Dev Update

Posted 2022-08-10 00:00:00 by Max Meldrum ‐ 2 min read

This will be a short blog post giving a dev update on what is going on with Arcon.

For the last few months, efforts have been put into Arcon's new runtime/kernel with a strong focus on the state management aspect.

A Non-blocking Async Friendly Runtime

The initial Arcon executor was implemented using Kompact, a hybrid actor + component framework. And then, similarly to other systems, state management was offloaded to a store like RocksDB. While Kompact and RocksDB are excellent libraries by themselves, they are not a great fit for Arcon due to numerous reasons.

Blocking APIs Arcon is an I/O bound system that also needs to manage a set of concurrent tasks in a non-blocking cooperative manner.
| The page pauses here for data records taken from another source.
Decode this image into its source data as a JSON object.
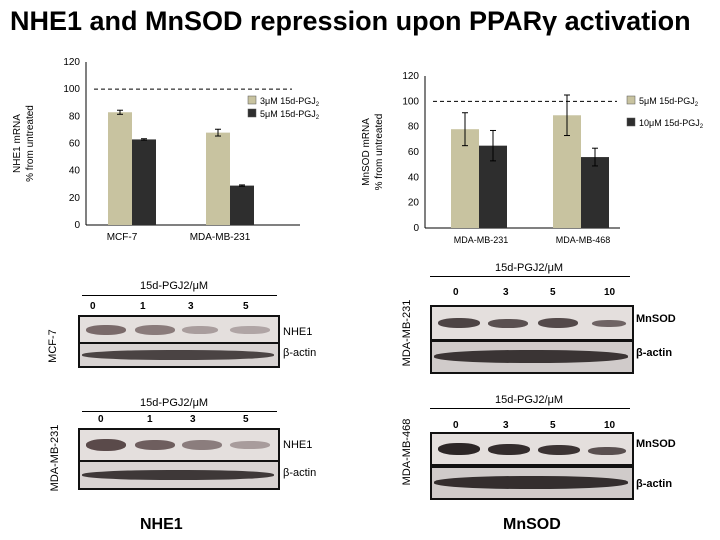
{
  "title": "NHE1 and MnSOD repression upon PPARγ activation",
  "chart_data": [
    {
      "type": "bar",
      "ylabel": "NHE1 mRNA\n% from untreated",
      "categories": [
        "MCF-7",
        "MDA-MB-231"
      ],
      "ylim": [
        0,
        120
      ],
      "yticks": [
        0,
        20,
        40,
        60,
        80,
        100,
        120
      ],
      "reference_line": 100,
      "legend_position": "top-right",
      "series": [
        {
          "name": "3μM 15d-PGJ2",
          "values": [
            83,
            68
          ],
          "errors": [
            1.5,
            2.5
          ],
          "color": "#c8c3a0"
        },
        {
          "name": "5μM 15d-PGJ2",
          "values": [
            63,
            29
          ],
          "errors": [
            0.5,
            0.5
          ],
          "color": "#2e2e2e"
        }
      ]
    },
    {
      "type": "bar",
      "ylabel": "MnSOD mRNA\n% from untreated",
      "categories": [
        "MDA-MB-231",
        "MDA-MB-468"
      ],
      "ylim": [
        0,
        120
      ],
      "yticks": [
        0,
        20,
        40,
        60,
        80,
        100,
        120
      ],
      "reference_line": 100,
      "legend_position": "top-right",
      "series": [
        {
          "name": "5μM 15d-PGJ2",
          "values": [
            78,
            89
          ],
          "errors": [
            13,
            16
          ],
          "color": "#c8c3a0"
        },
        {
          "name": "10μM 15d-PGJ2",
          "values": [
            65,
            56
          ],
          "errors": [
            12,
            7
          ],
          "color": "#2e2e2e"
        }
      ]
    }
  ],
  "blots": {
    "nhe1_mcf7": {
      "cell_line": "MCF-7",
      "treatment": "15d-PGJ2/μM",
      "doses": [
        "0",
        "1",
        "3",
        "5"
      ],
      "rows": [
        "NHE1",
        "β-actin"
      ]
    },
    "nhe1_mda231": {
      "cell_line": "MDA-MB-231",
      "treatment": "15d-PGJ2/μM",
      "doses": [
        "0",
        "1",
        "3",
        "5"
      ],
      "rows": [
        "NHE1",
        "β-actin"
      ]
    },
    "mnsod_mda231": {
      "cell_line": "MDA-MB-231",
      "treatment": "15d-PGJ2/μM",
      "doses": [
        "0",
        "3",
        "5",
        "10"
      ],
      "rows": [
        "MnSOD",
        "β-actin"
      ]
    },
    "mnsod_mda468": {
      "cell_line": "MDA-MB-468",
      "treatment": "15d-PGJ2/μM",
      "doses": [
        "0",
        "3",
        "5",
        "10"
      ],
      "rows": [
        "MnSOD",
        "β-actin"
      ]
    }
  },
  "captions": {
    "left": "NHE1",
    "right": "MnSOD"
  }
}
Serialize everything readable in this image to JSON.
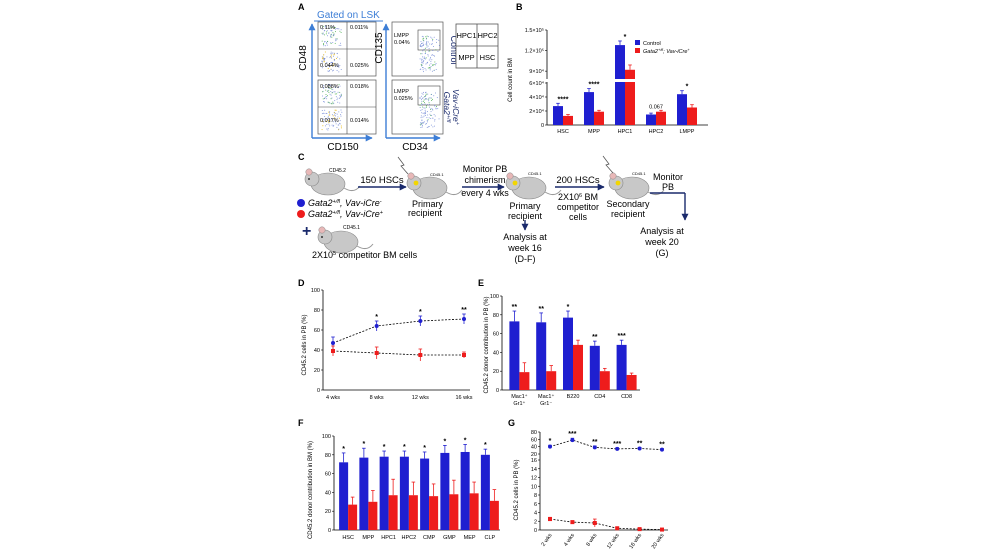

This is not possible to achieve using synchronous frameworks such as Kompact and RocksDB.

Decoupled Executor + I/O As noted in the following Redpanda blog post, the advances in NVMe disks and Networks have turned the CPU into the new bottleneck of modern storage systems. This has made it essential to couple the CPU scheduler with non-blocking async I/O as a way of maximising CPU utilisation. Also, with a decoupled approach, we have no control over the execution of state compactions as they occur in separate threads. This may cause disturbance to the overall system performance and health.

Compilation times RocksDB is a heavy project to compile, and as it's not native Rust code, it slows down the development process.

The first stage is to implement the runtime for a single core, and this is currently what is in the works. The executor part will not be implemented from scratch, but here we rely on glommio, a thread-per-core io-uring async runtime. glommio offers a number of great primitives for building storage solutions on top of io_uring and Direct I/O.

Some other things glommio provides out of the box:

  1. Cooperative scheduling
  2. Various channels
  3. Networking
  4. Timers
  5. Internal stats (I/O and CPU scheduler related).

Taking a step back and re-architecting Arcon from zero has slowed the overall project progress. It has been a great learning process as it has given me the chance to dive into various technologies (e.g., io_uring, Direct I/O, Rust async/await).